El secreto de una buena mentira
Los bulos cambian. La estupidez humana es imperecedera
Los humanos somos unos mentirosos compulsivos. La psicología experimental muestra que tanto los hombres como las mujeres mentimos como bellacos, aunque por motivaciones distintas. El hombre miente para parecer mejor de lo que es, y la mujer para hacer que su interlocutor se crea mejor de lo que es. Son comportamientos automáticos sobre los que apenas tenemos control consciente, y cuya erradicación exigiría un entrenamiento atroz y permanente que, francamente, no creo que sea una opción más realista que convencer a un zampabollos de que coma acelgas hervidas.

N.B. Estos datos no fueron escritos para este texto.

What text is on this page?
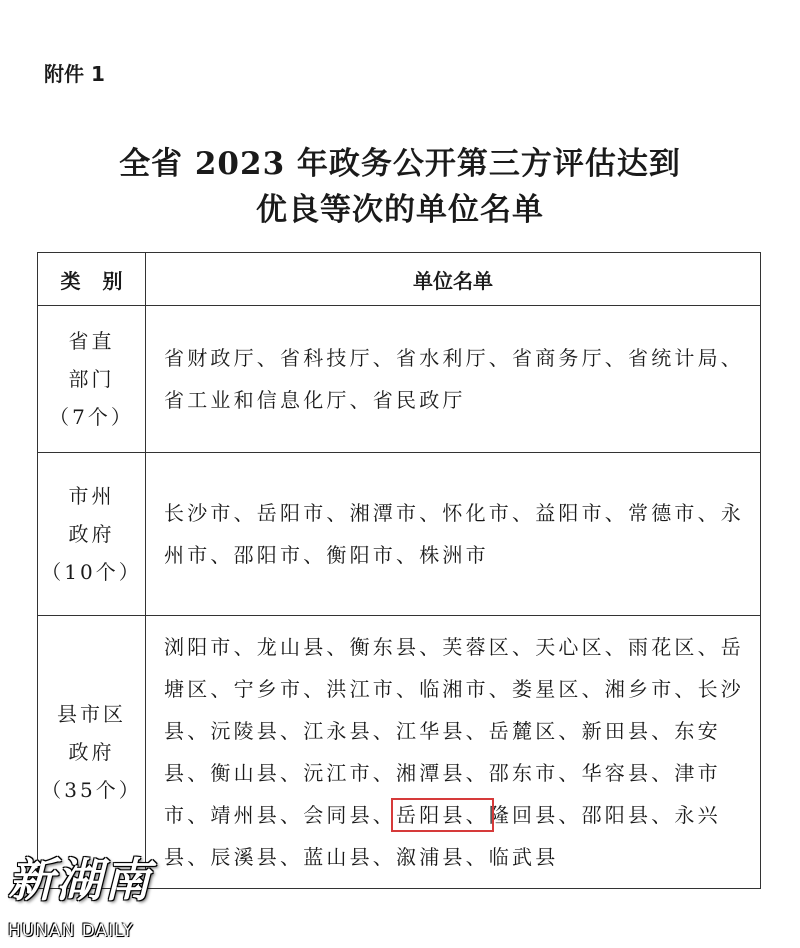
附件 1
全省 2023 年政务公开第三方评估达到
优良等次的单位名单
类别	单位名单

省直
部门
（7个）	省财政厅、省科技厅、省水利厅、省商务厅、省统计局、省工业和信息化厅、省民政厅

市州
政府
（10个）	长沙市、岳阳市、湘潭市、怀化市、益阳市、常德市、永州市、邵阳市、衡阳市、株洲市

县市区
政府
（35个）	浏阳市、龙山县、衡东县、芙蓉区、天心区、雨花区、岳塘区、宁乡市、洪江市、临湘市、娄星区、湘乡市、长沙县、沅陵县、江永县、江华县、岳麓区、新田县、东安县、衡山县、沅江市、湘潭县、邵东市、华容县、津市市、靖州县、会同县、岳阳县、隆回县、邵阳县、永兴县、辰溪县、蓝山县、溆浦县、临武县
新湖南
HUNAN DAILY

Lo que sí podemos hacer es detectar las mentiras, y de hecho es lo que intentamos hacer todo el rato. Cuando un tipo intenta venderte una caldera cuando la tuya todavía funciona. Cuando una operadora de telefonía te hace una oferta que no podrás rechazar pero tampoco te hace maldita de Dios la falta. Cuando una startup analiza tu ordenador y encuentra un centenar de fallos espantosos que solo ella sabe resolver a cambio de mil pavos. Los humanos siempre hemos dedicado un montón de atención y energía a descubrir a los mentirosos. Es natural.
Y sin embargo, los farsantes nos las están colando por todos los lados. Y aquí no se trata en absoluto de comportamientos automáticos. Los mentirosos de nuestro tiempo son profesionales que ponen su talento intoxicador al servicio del caos o, peor aún, de los intereses de las petroleras. Por restringirnos al cambio climático, en honor a la COP28, los ciudadanos tenemos que soportar una colección de imbecilidades venenosas como que las placas fotovoltaicas causan una catástrofe ambiental, que la geoingeniería está provocando la sequía española, que el Gobierno ha destruido cientos de presas para dejarnos sin agua, que la ciudad de los 15 minutos es una condena de cárcel para los barrios y que la tuberculosis bovina es un invento de Marruecos para vender su carne a España. ¿Quién se cree esa sarta de sandeces? Respuesta: un deprimente montón de gente. ¿Y por qué se las creen? Esa es una buena pregunta.
El paleontólogo Daniel Ksepka, conservador del Museo Bruce de Greenwich, Connecticut (Estados Unidos), que se ha especializado en fraudes científicos históricos, deduce de sus estudios que las estafas más exitosas son las que ofrecen a los estafados justo lo que ellos más desean. El célebre hombre de Piltdown, presentado en 1912 por el abogado británico Charles Dawson y que todavía seguía engañando a todo el mundo en 1953, era una chapuza bochornosa que podría haber desenmascarado un niño desde el primer milisegundo, pero prosperó porque les dio a los antropólogos británicos justo lo que más ansiaban en la época, el eslabón perdido entre el mono y el hombre.
Si la gente se traga los bulos como si fueran patatas paja, será porque les aporta algo que ellos necesitan creer. Los bulos sobre el cambio climático pueden venir de una petrolera, qué duda cabe, pero quien los acoge está obedeciendo una necesidad íntima, la de creer que el mundo va a seguir siendo lo mismo que hasta ahora, que la gasolina de su monovolumen no calienta el planeta y que hay por ahí mucho moderno que merece un correctivo. Los bulos cambian. La estupidez humana es imperecedera.